WP3: Role of Cav1 and eNOS localization in CD36 nitrosation, fat uptake, and homeostasis in cultured MVECs and organoids (targeted approach). In preliminary work we identified CD36 nitrosation as one possible mechanistic link between Cav1-mediated regulation of eNOS trafficking and fat handling in adipose tissue MVECs ¹⁰. Therefore in this WP we aim to analyze the specific role of Cav1-mediated control of eNOS localization and activity and CD36 nitrosation in human microvascular endothelial cells in the regulation of fat homeostasis in human MVECs co-cultured with adipocytes in a Transwell (similar to previous co-culture models of the Isakson lab ¹² as well as in adipose tissue organoids. In this experiments we will use CRISPR/CAS to modify specific cysteine of CD36, which we found to be targeted by NO¹⁰ to produce a redox death mutant by substituting the targeted cysteine with an alanine. In this context, we will analyze lipid accumulation and trafficking in MVECs into adipocytes, lipotoxicity, eNOS activity/expression/localization, insulin signaling, mitochondrial activity, and redox status. Further experiments will focus on other targets identified by analyzing the results of WP-1 by using the same approach as described for Cav1/eNOS/CD36 pathway. The results of this WP will allow us to understand how lipid accumulation and EC eNOS/Cav- dependent trafficking are controlled and regulated and how excessive lipids may affect the regulatory mechanisms. Taken together, this study will reveal the role of microvascular endothelial cells in adipose tissue homeostasis at the single-cell level, and will potentially provide new molecular targets for the regulation of adipose tissue function in health and disease.

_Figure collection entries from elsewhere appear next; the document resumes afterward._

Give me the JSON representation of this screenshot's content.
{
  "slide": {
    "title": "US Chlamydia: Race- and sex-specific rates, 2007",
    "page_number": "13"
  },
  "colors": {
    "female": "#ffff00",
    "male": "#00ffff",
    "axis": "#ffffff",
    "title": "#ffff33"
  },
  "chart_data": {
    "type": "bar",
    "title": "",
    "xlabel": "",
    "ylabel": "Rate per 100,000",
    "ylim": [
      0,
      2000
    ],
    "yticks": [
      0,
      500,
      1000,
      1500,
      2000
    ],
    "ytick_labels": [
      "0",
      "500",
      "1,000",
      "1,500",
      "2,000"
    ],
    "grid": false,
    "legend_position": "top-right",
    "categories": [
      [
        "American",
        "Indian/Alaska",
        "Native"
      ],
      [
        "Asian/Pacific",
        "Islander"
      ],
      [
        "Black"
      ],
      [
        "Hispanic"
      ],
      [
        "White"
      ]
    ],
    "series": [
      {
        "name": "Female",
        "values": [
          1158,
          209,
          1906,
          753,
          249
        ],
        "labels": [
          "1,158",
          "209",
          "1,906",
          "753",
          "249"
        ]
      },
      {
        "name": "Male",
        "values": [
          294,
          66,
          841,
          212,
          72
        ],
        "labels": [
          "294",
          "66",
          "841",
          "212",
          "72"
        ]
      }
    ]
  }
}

Added value of the collaboration: The collaboration between the Cortese-Krott and Isakson labs represents a synergistic scientific partnership, based on complementary expertise in eNOS/NO biology and endothelial cell function ^{11, 12}. The Cortese-Krott lab specializes in the biological chemistry of NO, including the formation of NO metabolites, their interaction with cysteine and sulfur species, and on NO species analytics ¹³. Additionally, they have developed cell-specific eNOS loss-of-function and gain-of-function models ¹¹. The Isakson lab focuses on the function of resistive vessels¹², endothelial hemoglobin and microvascular endothelial cells ^{14, 15}, with extensive expertise in mRNA sequencing, bioinformatics, and the study of metabolic derangements due to high-fat diet, utilizing EC Cav-1 KO mice and human samples ^{9, 10}, which now should be extended in the EC eNOS KO/KI mice. Over ten years, this collaboration yielded over 12 joint manuscripts on different aspects of NO signaling and function, demonstrating its productivity, impact and added value. The PhD student from the German lab will perform experiments with human samples in the Isakson lab, and with EC eNOS KO/KI in the Cortese-Krott lab. The PhD student in the Isaskon lab will perform experiments with EC Cav-1 KO in his lab, and will establish and perform experiments with co-cultures and organoids during the exchange in the Cortese-Krott lab. Data will be fully shared between both laboratories.